You can already start to see the differences between the two substances. The ink tends to pool a bit more. It dries shinier than the smoke, but provides a true translucency that the Smoke lacks. The Smoke has a more textural feel as the result of the particles within it, although the finish on the model is smooth. It’s difficult to see in the pictures, but the Smoke also covers more evenly on the metal blade.
The second coat shows the difference even more dramatically.
You can really see the shine of the Brown Ink here. The difference in coverage on the metal blade is also more evident, as is the dramatic texture of Smoke on the light leather. Note how the Smoke has darkened the pouches and straps, where the Brown Ink has deepened the color instead.
As you can see, the two substances are not interchangeable! I use both, and sometimes mix the two. It just depends on what look I’m going for.
Metallic Medium is everything you get in metal paints except the pigment. As ArkenTyre noted in his Guide to Glorious Golds, you can think of metallic paints as akin to sparkly glue. If you mix food coloring with your sparkly glue, you get colored sparkly glue. So it is with colored metallic paint.

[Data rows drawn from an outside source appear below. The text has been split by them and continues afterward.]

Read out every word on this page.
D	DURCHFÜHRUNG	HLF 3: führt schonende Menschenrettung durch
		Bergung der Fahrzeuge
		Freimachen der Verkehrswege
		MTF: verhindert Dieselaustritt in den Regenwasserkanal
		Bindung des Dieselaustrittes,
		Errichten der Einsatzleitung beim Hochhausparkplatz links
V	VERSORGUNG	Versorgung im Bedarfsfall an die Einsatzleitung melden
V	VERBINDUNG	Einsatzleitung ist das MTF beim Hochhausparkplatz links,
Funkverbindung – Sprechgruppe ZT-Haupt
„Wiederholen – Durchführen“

I’ve taken one of Gorten’s “gun bunnies” as an example here. It’s sporting this season’s latest fad in warjack paint: plum sparkle. Dressed up, dressed down, in the trenches or on the show floor, it’s the color that keeps on giving.
Whoo boy. Onward.
This color started out as Vallejo Model Color Cadmium Maroon, a lovely dark red. Unfortunately, Metallic Medium acts a lot like silver when you add it to other paint…meaning that my Cadmium Maroon turned Cadmium Pink when mixed 2:1 with the Medium. A spot of Green Ink and a spot of Brown Ink knocked the pinkness back, resulting in the color you see here. It wasn’t what I planned on, but I thought it was cool so I went with it.
Metallic Medium is also useful for highlighting traditional metals. Because it’s colorless, it lightens and brightens metallic paint but doesn’t eclipse the basic color. In the picture below, I’ve filled in some other areas on the model with traditional metals. The silver is Boltgun Metal washed with equal parts Blue and Brown Ink. The gold is Vallejo Game Color Brassy Brass washed with Brown Ink.
Instead of going to Chainmail or Burnished Gold to highlight, I just add some Metallic Medium to my original colors. This gives some gleam to the metallics without really changing their color.
Verdigris is a fun product with a specific use: simulating oxidized bronze and copper. There isn’t much to explain. You take your metal piece, you brush the Verdigris on (it’s goopy, like watered-down white glue), you wipe it off the raised parts of the model, and you let it dry. Here’s what the steps look like on a newly-commissioned Long Gunner statue:
You can make the effect less drastic by diluting the Verdigris with water or Glaze Medium.